If you need course adaptations or accommodations because of a disability; if you have emergency medical information to share with me; or if you need special arrangements in case the building must be evacuated, please provide me with the Letter of Accommodations you have received from the Office of Access Services. Access Services is located in Building 6 in the Student Development Center
Extra Help/Writing Center
If you find yourself struggling with grammar or anything else in this course, PLEASE come talk with me. You might do some extra work or work with consultants in the Writing Center (Bldg. 26, Rm. 319). The Writing Center offers additional assistance with and classes in all phases of the writing process. Please be advised that instructors and tutors at the Writing Center help identify English-related problems, but expect that students will correct the rest of their own compositions. They do not compose or edit entire compositions.
Incompletes & Withdrawals
It is your responsibility to withdraw from the class if necessary prior to the withdrawal deadline. Students who have not officially withdrawn from the class by the deadline will receive a grade based on the work they have completed to that date, even if they have stopped attending class.
The Family Educational Rights and Privacy Acts of 1974 (FERPA) requires strict controls on the handling of student educational records. College policy 6.8.100 states, in part, “Except as otherwise indicated in the procedural guidelines, the college will not provide information contained in student educational records in response to inquiries within or without the College unless the expressed consent of the student has been given.” This means that the educational records of any student in the class can be shared only with that student.
Highline is required to provide a civil, productive atmosphere that fosters learning and growth. Please join me in creating this kind of environment by treating each other with courtesy, listening respectfully to each other, reflecting thoughtfully on each other’s ideas (not just reacting to those ideas), expressing your views in a straightforward but diplomatic way (focusing on ideas, not personalities), and offering each other feedback. I recognize and respect diversity of ethnicity and race, gender, sexual identity, class, age, and disability. Differences provide us with opportunities to learn new things, compare experiences, test our assertions, understand ourselves better, and find common ground. Differences also sometimes engender conflict. In the midst of that conflict, I ask everyone to maintain a language and an attitude of respect.
Student rights and responsibilities are outlined in the "Student Rights and Responsibilities Code WAC 1321-120," a booklet available in Student Services and elsewhere on campus. The document prohibits disorderly or bothersome conduct which interferes with the rights of others or which obstructs or disrupts teaching (p. 4).
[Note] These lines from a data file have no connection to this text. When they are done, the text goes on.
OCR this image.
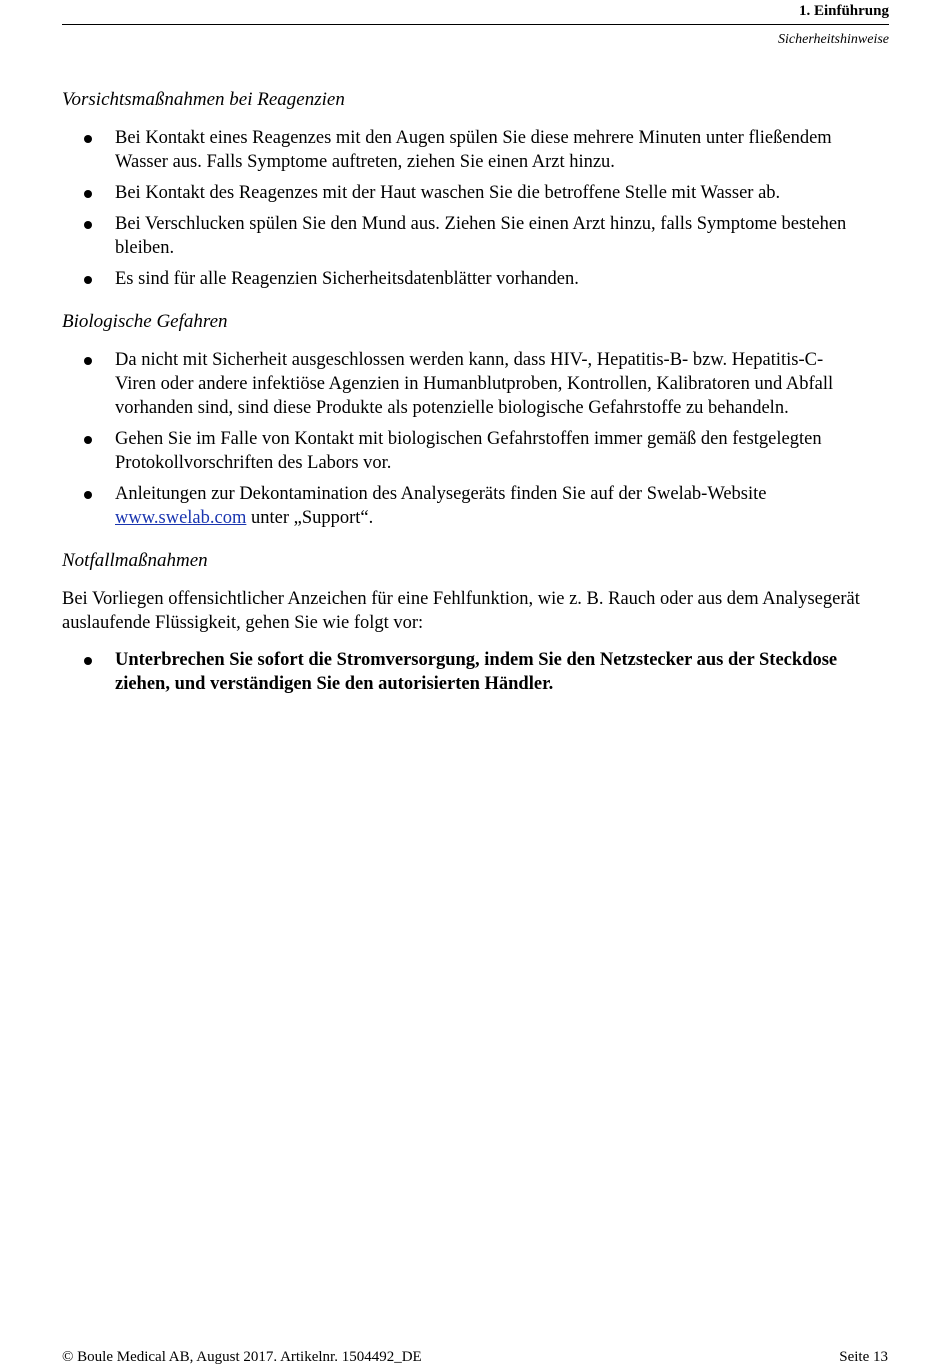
1. Einführung
Sicherheitshinweise
Vorsichtsmaßnahmen bei Reagenzien
Bei Kontakt eines Reagenzes mit den Augen spülen Sie diese mehrere Minuten unter fließendem Wasser aus. Falls Symptome auftreten, ziehen Sie einen Arzt hinzu.
Bei Kontakt des Reagenzes mit der Haut waschen Sie die betroffene Stelle mit Wasser ab.
Bei Verschlucken spülen Sie den Mund aus. Ziehen Sie einen Arzt hinzu, falls Symptome bestehen bleiben.
Es sind für alle Reagenzien Sicherheitsdatenblätter vorhanden.
Biologische Gefahren
Da nicht mit Sicherheit ausgeschlossen werden kann, dass HIV-, Hepatitis-B- bzw. Hepatitis-C-Viren oder andere infektiöse Agenzien in Humanblutproben, Kontrollen, Kalibratoren und Abfall vorhanden sind, sind diese Produkte als potenzielle biologische Gefahrstoffe zu behandeln.
Gehen Sie im Falle von Kontakt mit biologischen Gefahrstoffen immer gemäß den festgelegten Protokollvorschriften des Labors vor.
Anleitungen zur Dekontamination des Analysegeräts finden Sie auf der Swelab-Website www.swelab.com unter „Support“.
Notfallmaßnahmen

Bei Vorliegen offensichtlicher Anzeichen für eine Fehlfunktion, wie z. B. Rauch oder aus dem Analysegerät auslaufende Flüssigkeit, gehen Sie wie folgt vor:

Unterbrechen Sie sofort die Stromversorgung, indem Sie den Netzstecker aus der Steckdose ziehen, und verständigen Sie den autorisierten Händler.
© Boule Medical AB, August 2017. Artikelnr. 1504492_DE	Seite 13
Further, the instructor is responsible for classroom conduct and is authorized to take such steps as are necessary when a student's behavior interrupts normal classroom procedures (p.8).
Preserving a Learning Environment
Only enrolled students are permitted to attend classes. Children may not attend classes, even in emergencies such as the unavailability of baby-sitters or day care.
The requirements listed on this syllabus apply equally to all students enrolled for the course. You should not ask for preferential treatment.
Use of Your Work
I may keep copies of your assignments to help students in future classes. I can only do this if you agree and sign a consent form which I will provide.
Personal Note from Tarisa:
Despite student feedback to the contrary, this is a college/university level course and I treat it as such. I have taught composition, literature, and poetry at Iowa State University and the University of Washington. What this means is that I did not sign up to teach high school, so do not make the mistake of considering this class to be at the high school level. Therefore, if there are readings or assignments to be done, they should be done. I will treat you and teach you at the same level and caliber that I did the students at the universities.